SNP activists will use a debate at the party’s conference this month to demand the Scottish Government introduces an outright legal ban on fracking.
Campaign group SNP Members Against Unconventional Oil and Gas (Smaug) will put down a motion calling on ministers to bring in a law to outlaw the process.
Dr Iain Black, of Smaug, told The National: “We will be putting down a topical resolution to the SNP conference calling for the Scottish Government to use its legal powers to ban fracking once and for all in order to protect communities and the environment in Scotland from the adverse effects of this practice.”
The move comes after a legal opinion was published last month stating that Holyrood has powers to legalise a ban.
A moratorium on the controversial process has been in place since 2015 with ministers using planning laws to stop the process.
In October 2017, the Government said there was an “effective ban” but a legal challenge was mounted by petrochemical firm Ineos.
The Court of Session said ministers had not imposed a ban and had instead an “emerging and unfinalised planning policy expressing no support on the part of the Scottish Government” for fracking.
A legal opinion published by Aidan O’Neill QC in March suggested Holyrood has the legislative competence to pass a legal ban.

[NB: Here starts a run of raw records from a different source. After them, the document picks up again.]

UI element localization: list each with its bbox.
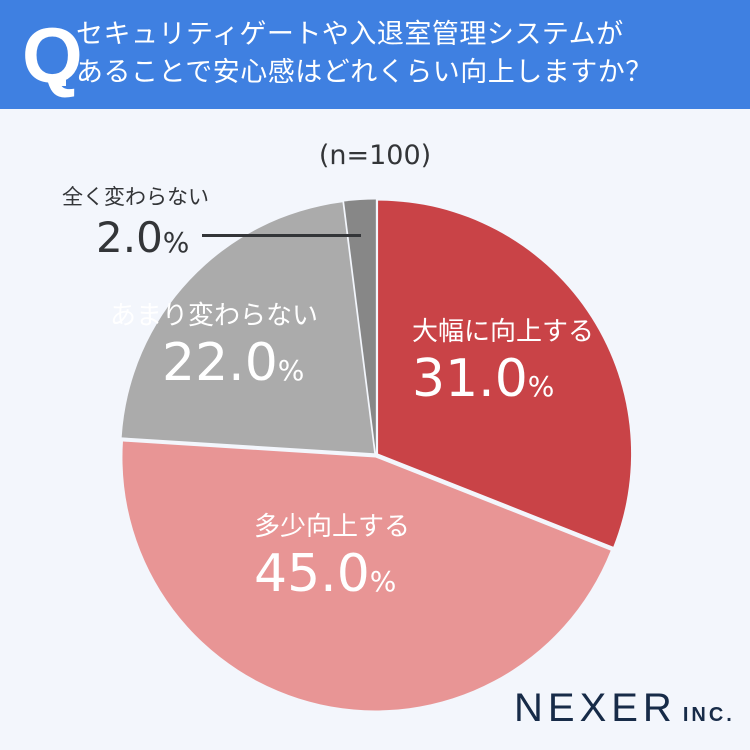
label-category: あまり変わらない <box>110 301 319 331</box>
slice-significant <box>378 200 632 547</box>
label-somewhat: 多少向上する 45.0% <box>254 511 410 613</box>
question-header: Q セキュリティゲートや入退室管理システムが あることで安心感はどれくらい向上し… <box>0 0 750 109</box>
q-mark: Q <box>22 11 83 99</box>
question-line-2: あることで安心感はどれくらい向上しますか？ <box>76 57 653 88</box>
label-not-at-all: 全く変わらない 2.0% <box>62 181 209 268</box>
nexer-logo: NEXER INC. <box>514 686 735 730</box>
q-dot <box>58 78 66 86</box>
label-category: 多少向上する <box>254 512 411 542</box>
slice-not-at-all <box>344 199 376 453</box>
label-not-much: あまり変わらない 22.0% <box>110 300 318 402</box>
question-line-1: セキュリティゲートや入退室管理システムが <box>76 19 624 50</box>
question-text: セキュリティゲートや入退室管理システムが あることで安心感はどれくらい向上します… <box>76 16 653 92</box>
leader-line <box>202 234 361 237</box>
pie-slices <box>121 199 632 711</box>
label-category: 大幅に向上する <box>412 317 595 347</box>
slice-somewhat <box>122 441 611 711</box>
label-value: 45.0% <box>254 544 397 604</box>
label-significant: 大幅に向上する 31.0% <box>412 316 594 418</box>
sample-size: (n=100) <box>318 140 432 171</box>
label-value: 2.0% <box>96 213 190 262</box>
label-value: 31.0% <box>412 349 555 409</box>
slice-not-much <box>121 202 375 454</box>
label-category: 全く変わらない <box>62 185 209 209</box>
label-value: 22.0% <box>162 333 305 393</box>
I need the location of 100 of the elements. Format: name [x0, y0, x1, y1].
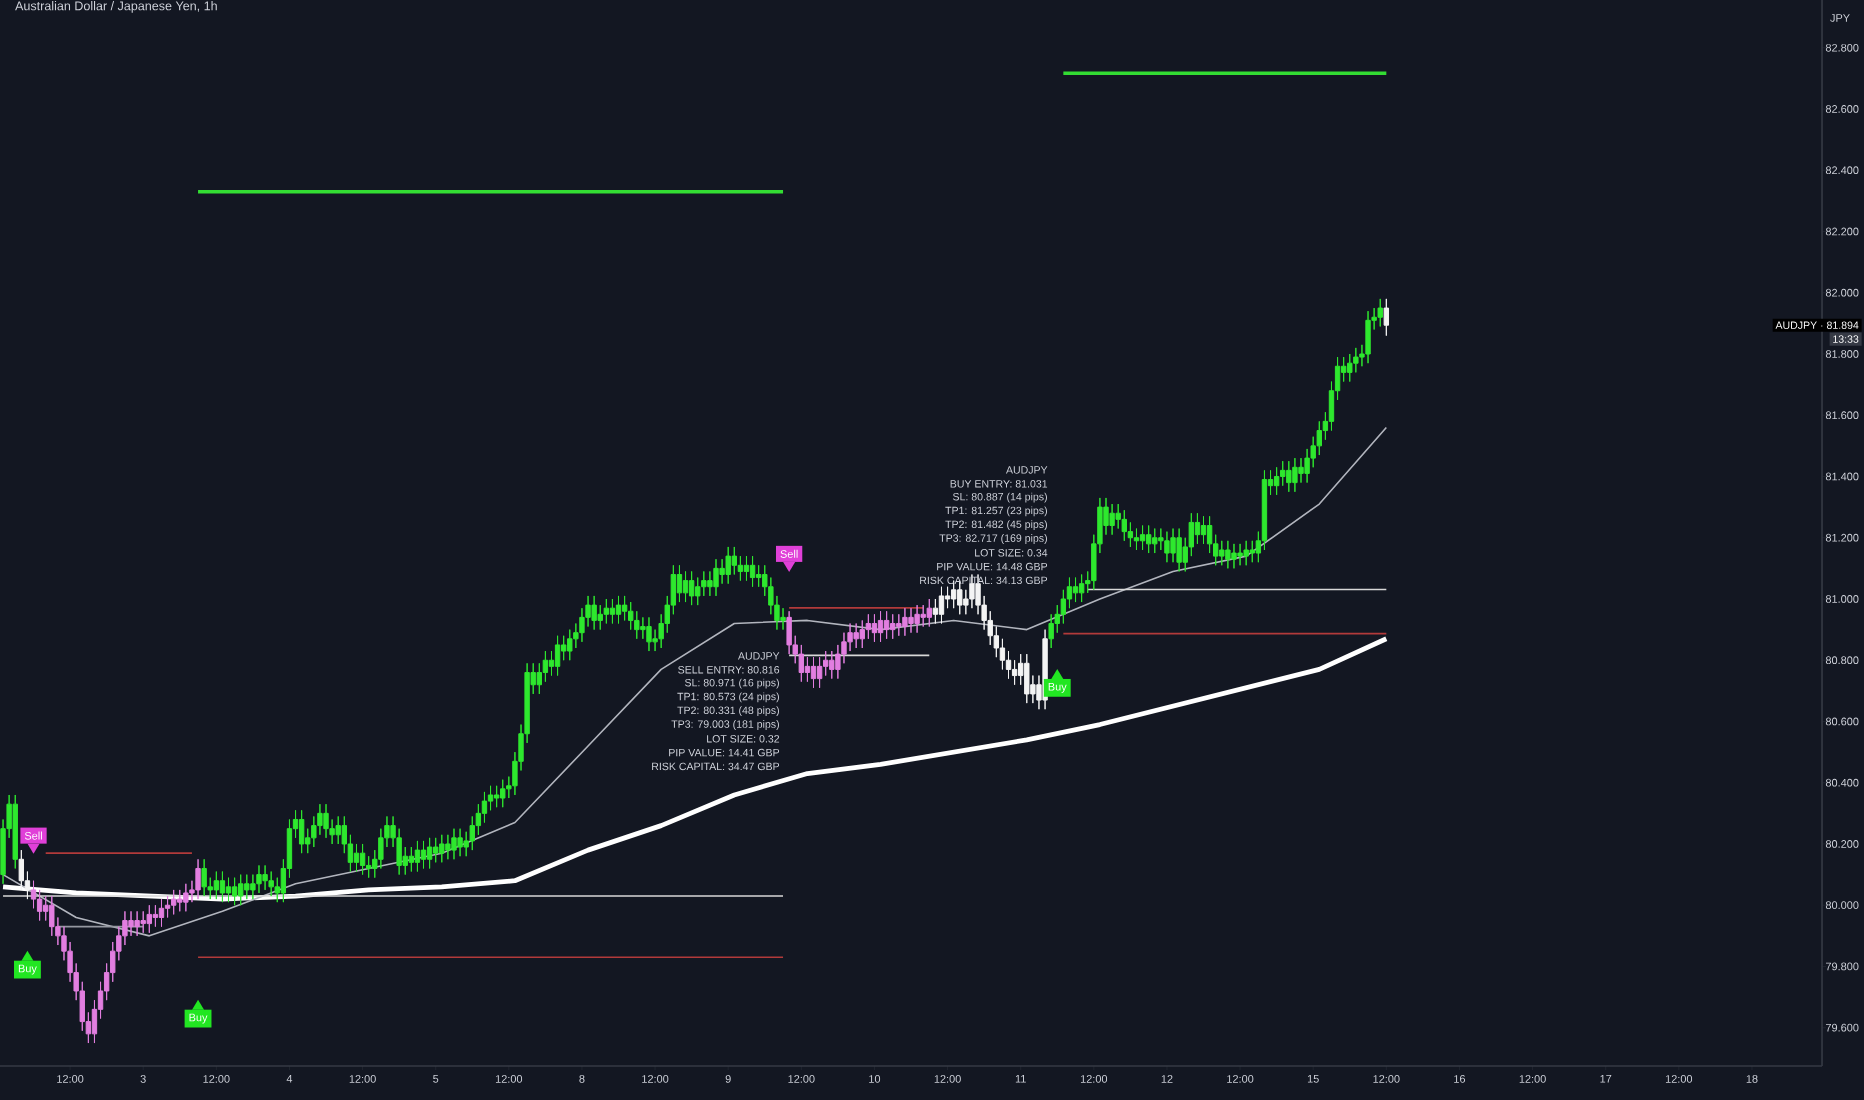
candlestick — [1298, 457, 1304, 484]
candlestick — [451, 828, 457, 860]
candlestick — [128, 910, 134, 937]
candlestick — [786, 610, 792, 655]
candlestick — [1286, 460, 1292, 493]
candlestick — [713, 558, 719, 597]
candlestick — [1139, 524, 1146, 551]
candlestick — [1072, 577, 1079, 603]
candlestick — [335, 815, 341, 845]
candlestick — [18, 849, 25, 891]
candlestick — [268, 871, 274, 897]
candlestick — [798, 644, 805, 683]
candlestick — [938, 586, 945, 624]
candlestick — [244, 874, 250, 900]
candlestick — [628, 601, 634, 631]
candlestick — [49, 895, 55, 937]
candlestick — [871, 613, 878, 643]
candlestick — [688, 570, 695, 606]
candlestick — [597, 604, 603, 631]
candlestick — [1176, 528, 1182, 572]
candlestick — [420, 840, 427, 869]
candlestick — [1365, 310, 1371, 364]
candlestick — [219, 871, 226, 903]
candlestick — [810, 656, 817, 689]
candlestick — [865, 613, 872, 640]
candlestick — [1078, 573, 1085, 603]
candlestick — [1347, 353, 1353, 383]
candlestick — [158, 898, 165, 928]
candlestick — [859, 619, 865, 649]
candlestick — [890, 613, 896, 640]
candlestick — [554, 635, 561, 677]
candlestick — [737, 555, 744, 582]
candlestick — [816, 656, 823, 689]
candlestick — [36, 889, 43, 922]
candlestick — [1121, 509, 1127, 542]
candlestick — [1024, 653, 1030, 704]
candlestick — [926, 598, 932, 628]
candlestick — [262, 864, 268, 891]
candlestick — [1237, 543, 1243, 566]
candlestick — [853, 622, 859, 649]
candlestick — [1164, 531, 1170, 563]
candlestick — [1152, 528, 1158, 554]
candlestick — [323, 803, 329, 839]
candlestick — [914, 604, 920, 634]
candlestick — [1048, 613, 1054, 649]
candlestick — [414, 840, 421, 873]
candlestick — [908, 607, 914, 634]
candlestick — [646, 616, 652, 652]
candlestick — [359, 843, 366, 876]
candlestick — [170, 889, 177, 915]
candlestick — [877, 610, 884, 643]
candlestick — [1280, 460, 1286, 487]
candlestick — [749, 555, 756, 588]
candlestick — [408, 846, 415, 873]
candlestick — [493, 785, 500, 808]
candlestick — [231, 877, 238, 906]
candlestick — [603, 598, 610, 624]
point — [1051, 668, 1064, 679]
candlestick — [743, 555, 750, 582]
candlestick — [634, 610, 640, 640]
candlestick — [445, 834, 451, 860]
candlestick — [457, 828, 463, 857]
candlestick — [1109, 503, 1115, 536]
candlestick — [1231, 543, 1237, 569]
candlestick — [1200, 515, 1207, 545]
candlestick — [1225, 540, 1231, 569]
candlestick — [920, 604, 926, 628]
candlestick — [146, 904, 152, 934]
candlestick — [725, 546, 731, 585]
candlestick — [433, 837, 439, 863]
candlestick — [201, 858, 207, 897]
candlestick — [238, 874, 244, 906]
candlestick — [256, 864, 262, 894]
candlestick — [591, 595, 597, 631]
candlestick — [134, 910, 140, 937]
candlestick — [439, 834, 445, 863]
candlestick — [682, 570, 689, 603]
candlestick — [1243, 540, 1249, 566]
candlestick — [567, 629, 573, 661]
candlestick — [1249, 540, 1255, 563]
candlestick — [615, 595, 622, 624]
candlestick — [183, 883, 189, 912]
candlestick — [177, 889, 183, 912]
candlestick — [1170, 528, 1176, 563]
candlestick — [695, 577, 701, 606]
candlestick — [829, 650, 835, 680]
candlestick — [195, 858, 201, 900]
candlestick — [1145, 524, 1152, 554]
candlestick — [755, 564, 762, 588]
candlestick — [1011, 659, 1018, 686]
candlestick — [12, 794, 18, 869]
candlestick — [902, 607, 908, 637]
candlestick — [1273, 466, 1280, 496]
point — [21, 950, 34, 961]
candlestick — [1377, 298, 1383, 327]
candlestick — [1133, 528, 1140, 551]
candlestick — [500, 779, 506, 808]
candlestick — [152, 904, 159, 928]
point — [783, 561, 796, 572]
candlestick — [957, 580, 963, 615]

It also found doing so would be less likely to result in successful legal challenges from companies with an interest in the industry.
Commenting at the time, Friends of the Earth Scotland, who commissioned O’Neill, said the Scottish Government must now act to definitively ban fracking.
“Communities on the frontline of this dirty industry have been waiting for over four years for the Scottish Government to bring its long drawn out process on unconventional oil and gas to an end,” head of campaigns Mary Church said at the time. “It is time for ministers to live up to their rhetoric and legislate to ban fracking for good.”
Ministers planned to set out their finalised policy by the end of March. A further consultation process is to take place after the Easter recess.